Thursday, February 24, 2005

NSW deals itself into energy mess

The Carr government's "Energy Directions Green Paper", which closes for comment on Friday, raises serious energy policy issues.  It forecasts a need for increased capacity in the next few years.

The Green Paper's objective is "to place NSW on the pathway to a new carbon-constrained future, while maintaining a prosperous economy and managing the impacts of climate change on the NSW community".  The reality is that the government's radical environmentalism and ideological attachment to public ownership is creating a crisis.

The paper uses global warming and absurdly its local effects to justify a tax on electricity from fossil fuel in addition to that levied by the commonwealth's Mandatory Renewable Energy scheme.  This will require 23 per cent of total supply to be high-cost energy.  It leaves NSW uncompetitive.

In addition, the government's failure to privatise the power industry is eroding the state's prosperity levels.  State ownership has meant a politically administered industry that has failed to match the labour productivity and plant availability of its privately owned Victorian counterpart.

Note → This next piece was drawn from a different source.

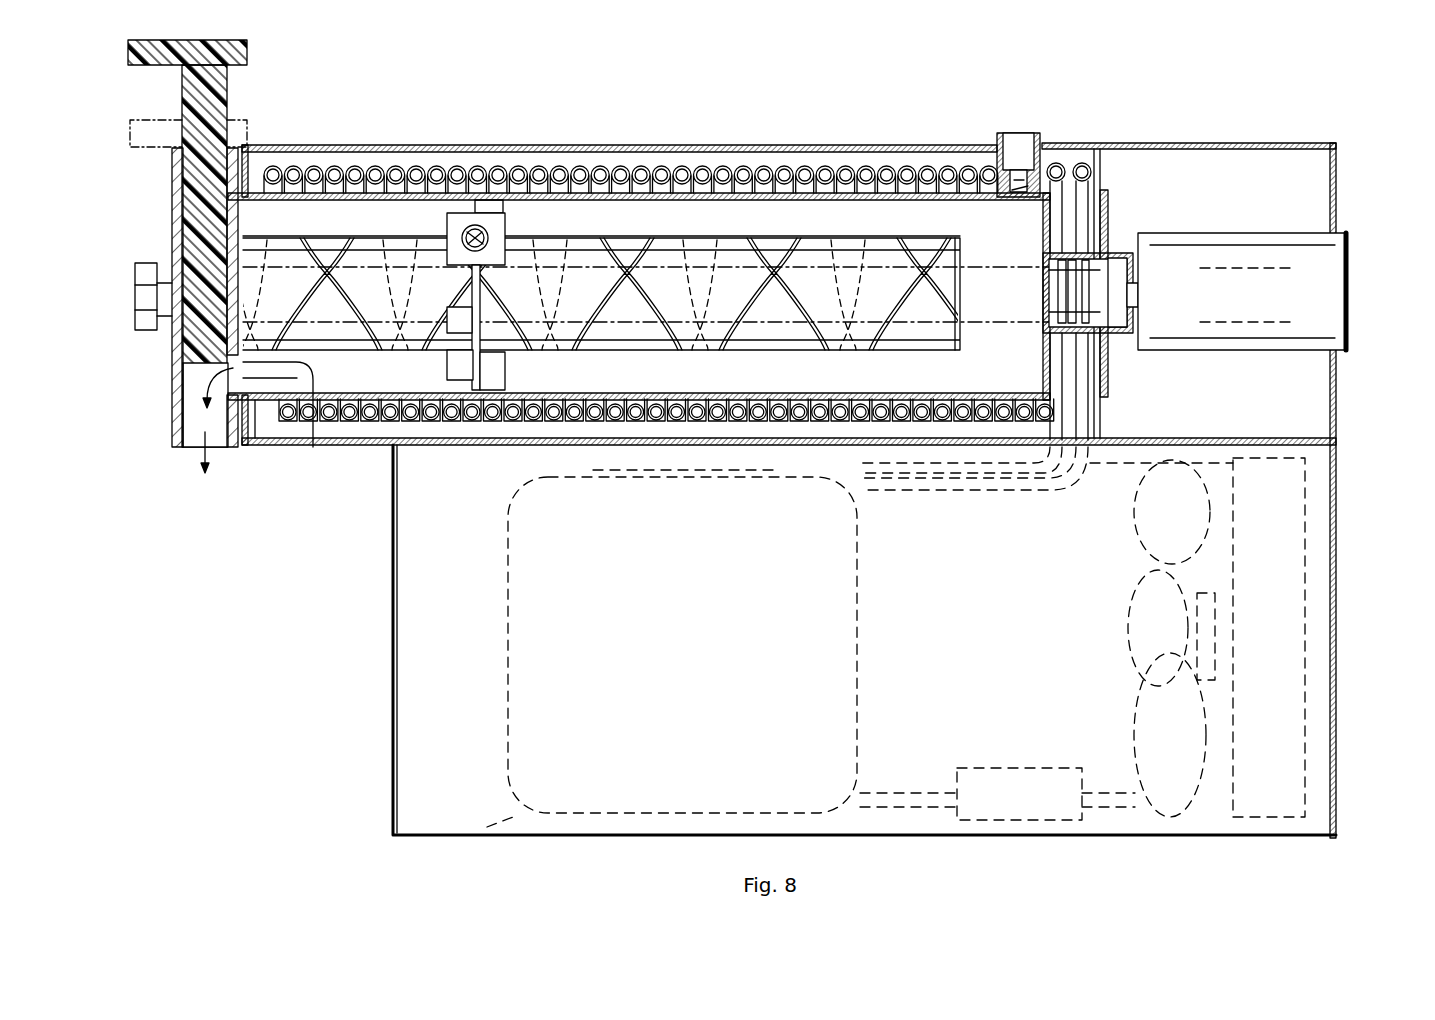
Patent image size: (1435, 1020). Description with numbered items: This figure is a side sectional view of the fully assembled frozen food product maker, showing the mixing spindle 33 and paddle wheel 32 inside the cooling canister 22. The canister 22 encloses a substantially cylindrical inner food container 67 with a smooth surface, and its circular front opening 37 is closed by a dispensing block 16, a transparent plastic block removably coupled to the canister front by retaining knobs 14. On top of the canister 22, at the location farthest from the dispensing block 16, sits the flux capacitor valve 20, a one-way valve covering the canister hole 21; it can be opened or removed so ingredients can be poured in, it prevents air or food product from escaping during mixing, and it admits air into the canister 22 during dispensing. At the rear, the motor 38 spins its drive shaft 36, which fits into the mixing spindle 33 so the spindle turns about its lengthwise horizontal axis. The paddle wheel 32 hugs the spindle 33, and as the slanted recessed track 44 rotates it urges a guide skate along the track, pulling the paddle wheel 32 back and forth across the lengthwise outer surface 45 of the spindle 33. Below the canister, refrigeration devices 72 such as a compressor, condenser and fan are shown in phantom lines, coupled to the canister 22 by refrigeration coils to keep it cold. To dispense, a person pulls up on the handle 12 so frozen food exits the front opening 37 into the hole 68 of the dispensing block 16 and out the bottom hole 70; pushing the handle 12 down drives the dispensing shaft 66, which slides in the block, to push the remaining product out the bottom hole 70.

The Green Paper argues in favour of private rather than public investment in new power stations.  The government recognises that private sector investors will be wary of committing funds while there is a risk of competition from "non-commercial" government business investments.  But it also says it will act "if it becomes clear that new generation plant will not be developed in time to meet NSW's potential supply needs".  This illustrates both a willingness to override commercial considerations and a self-deception that the government has superior foresight to the private sector in determining optimal investment expenditure.

Obstacles and uncertainties that the government is putting in the way of new electricity generation developers make it inevitable that investors will require a risk premium before committing funds.  This increases the state's electricity price and its prospect of shortages.  That risk premium was increased as a result of the treatment of an investment by the US firm National Power stemming from a 1998 commitment involving two new power stations.

Soon after the deal was struck, the wholesale electricity price halved and remains 30 per cent below National Power's contract price.  The first station, the Hunter Valley's Redbank 1, was built, but the government set up an inquiry into the second station.  Various government-funded green groups chipped in with a chorus of opposition to the project.  Citing greenhouse gas emissions, the government refused it development approval, thus avoiding an onerous contract for a project that in 2001 won the Institution of Engineers Award for Environmental Excellence.  Last year National Power abandoned Redbank 2.

Playing the Green Card to energise radical environmentalists can rebound savagely on power system security.  The NSW Green Paper is an acknowledgement that the government's energy policy will backfire on the timely market provision of low-cost new generation.